A novela ainda não era diária e era transmitida  às segundas, quartas e sextas, às 20h, parando o país. Maria Helena, a mocinha rica que engravida de um homem casado iria sofrer um grande drama. Quando disse a frase: “Doutor, não posso ter esse filho que vai nascer”, provocou uma enxurrada de lágrimas. Escondida do pai dela, que não queria a criança, ela decide se tornar freira. Mas, antes de ir para o convento, dá para a antiga empregada da casa – a boa Mamãe Dolores – o seu bebê, que ganhará o nome de Albertinho Limonta, que nem enxoval tinha.
Tristes com a história de Albertinho, várias ouvintes preparam  enxovais para o bebê e mandavam para o prédio da Nacional, como se o personagem fosse um bebê de verdade. A Rádio Nacional registrou esses presentes em seu livro comemorativo de 20 anos, em 1956.
É bom lembrar essa ingenuidade estava muito presente na época. Os atores que interpretavam personagens bons e sofredores ganhavam presentes das fãs e eram glorificados. Por exemplo, Albertinho, interpretado pelo ator Paulo Gracindo, tinha hordas de adoradoras. Já os vilões das histórias apanhavam na porta da Rádio Nacional, eram xingados na rua. A emissora foi obrigada a abrir uma porta lateral para que esses artistas tão odiados saíssem sem que ninguém visse.

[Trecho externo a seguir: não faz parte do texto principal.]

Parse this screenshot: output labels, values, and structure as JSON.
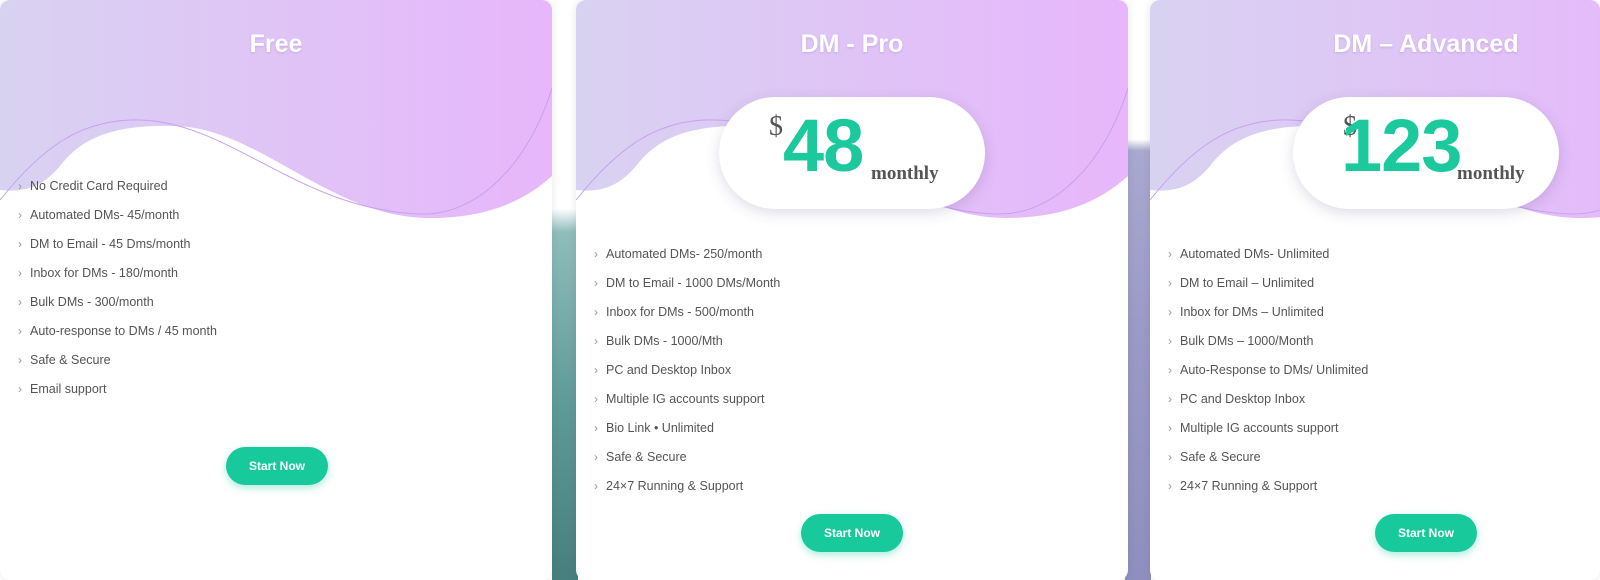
{
  "plans": [
    {
      "title": "Free",
      "features": [
        "No Credit Card Required",
        "Automated DMs- 45/month",
        "DM to Email - 45 Dms/month",
        "Inbox for DMs - 180/month",
        "Bulk DMs - 300/month",
        "Auto-response to DMs / 45 month",
        "Safe & Secure",
        "Email support"
      ],
      "button": "Start Now"
    },
    {
      "title": "DM - Pro",
      "price": {
        "currency": "$",
        "amount": "48",
        "period": "monthly"
      },
      "features": [
        "Automated DMs- 250/month",
        "DM to Email - 1000 DMs/Month",
        "Inbox for DMs - 500/month",
        "Bulk DMs - 1000/Mth",
        "PC and Desktop Inbox",
        "Multiple IG accounts support",
        "Bio Link • Unlimited",
        "Safe & Secure",
        "24×7 Running & Support"
      ],
      "button": "Start Now"
    },
    {
      "title": "DM – Advanced",
      "price": {
        "currency": "$",
        "amount": "123",
        "period": "monthly"
      },
      "features": [
        "Automated DMs- Unlimited",
        "DM to Email – Unlimited",
        "Inbox for DMs – Unlimited",
        "Bulk DMs – 1000/Month",
        "Auto-Response to DMs/ Unlimited",
        "PC and Desktop Inbox",
        "Multiple IG accounts support",
        "Safe & Secure",
        "24×7 Running & Support"
      ],
      "button": "Start Now"
    }
  ],
  "colors": {
    "accent": "#18c99b",
    "header_gradient_start": "#d8d2f1",
    "header_gradient_end": "#e7b6fb",
    "text": "#555555"
  },
  "icons": {
    "feature_bullet": "chevron-right-icon"
  }
}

A partir dos anos 60, a novela foi montada três vezes na TV. A primeira versão fez tanto que o consumo de água no Rio de Janeiro caía a nível zero durante a transmissão.  Em 1964, ninguém cozinhava, tomava banho ou lavava as mãos no horário da novela “O Direito de nascer”. O país parava de funcionar.